SCH28080 prevents omeprazole inhibition of the gastric H+/K+-ATPase.

The interaction between SCH28080 and omeprazole, two specific inhibitors of gastric H+/K+-ATPase, was investigated using gastric glands and isolated gastric membranes. For gastric glands, inhibition of acid formation by SCH28080 was not reversed by washing whereas inhibition by omeprazole was partially reversed after washing. These features are opposite to what is found with isolated membranes. However, if gastric glands were permeabilized with digitonin after exposure to the inhibitors and recovery measured as ATP-dependent acid formation or H+/K+-ATPase activity, inhibition by SCH28080 was completely reversed while inhibition by omeprazole was non-reversible.
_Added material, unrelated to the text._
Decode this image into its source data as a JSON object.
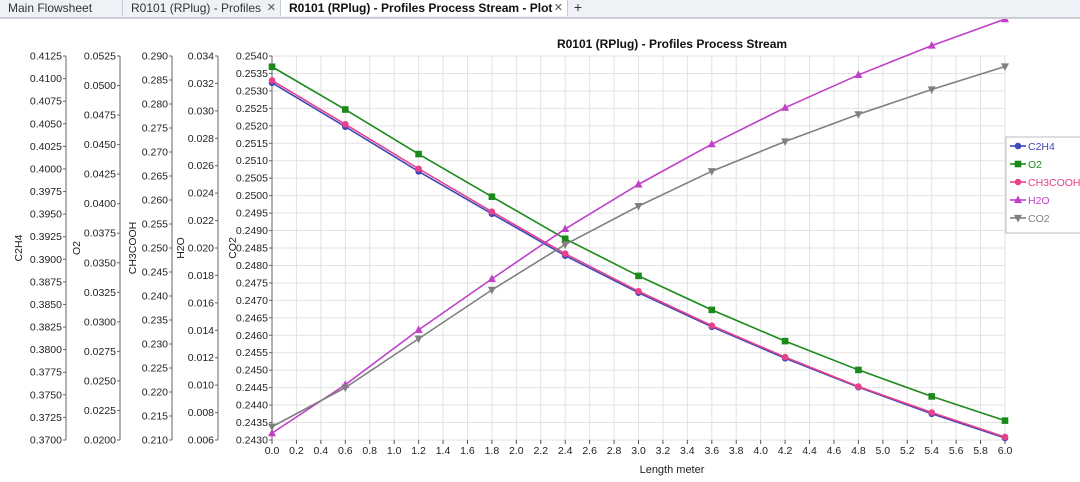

Using a procedure of pretreatment with inhibitors followed by permeabilization and assay of recovered activity, it was found that a combined treatment with SCH28080 plus omeprazole prevented the irreversible inhibition by omeprazole, i.e. acid forming capability and ATPase activity were fully recovered. In order to test the possibility that SCH28080 prevented activation of omeprazole by dissipating an acid environment, control experiments were performed with SCN, which gave equivalent dissipation of the acid gradient but did not prevent the irreversible inhibition by omeprazole. These results were confirmed in isolated gastric membranes where residual p-nitrophenylphosphatase activity was assayed following exposure of acid transporting vesicles to omeprazole. Compared to control conditions, omeprazole inhibited 48% of the phosphatase activity whereas simultaneous addition of SCH28080 reduced the inhibition to 14%. The results therefore suggest that SCH28080 selectively blocks irreversible inhibition by omeprazole and thus that these two agents interact at a common region of the luminal aspect of the gastric H+/K+-ATPase.

Gastric H+-K+-ATPase in situ: relation to secretory state.

Isolated gastric glands from rabbit were used to measure the gastric H+-K+-adenosinetriphosphatase (ATPase) and its partial reaction, a K+ p-nitrophenyl phosphatase (pNPPase), in situ. Measurement of the enzyme activities required permeabilization of the cells with digitonin and the use of several ATPase inhibitors to reduce nonspecific activity. The enzyme activities were identified as the H+-K+-ATPase according to the following criteria: dependence on K+, association with parietal cells, insensitivity to ouabain and ethylene glycol-bis(beta-aminoethyl ether)-N,N,N',N'-tetraacetic acid, and inhibition by the specific inhibitors omeprazole and Sch 28080. K+-stimulated ATPase, but not K+-pNPPase, was enhanced by K+ ionophores, valinomycin and nigericin, with nigericin resulting in the greatest activity. Comparison of tissues that were preincubated to establish resting and stimulated states showed that prestimulation results in an increase in K+-stimulated ATPase activity with no change in the total activity. With the use of a two-step assay procedure, it could be shown that stimulation also results in an increase in the omeprazole-sensitive maximal ATPase activity. These results indicate that the major effects of stimulation are to enhance KCl activation of the enzyme and to increase the number of active enzyme molecules.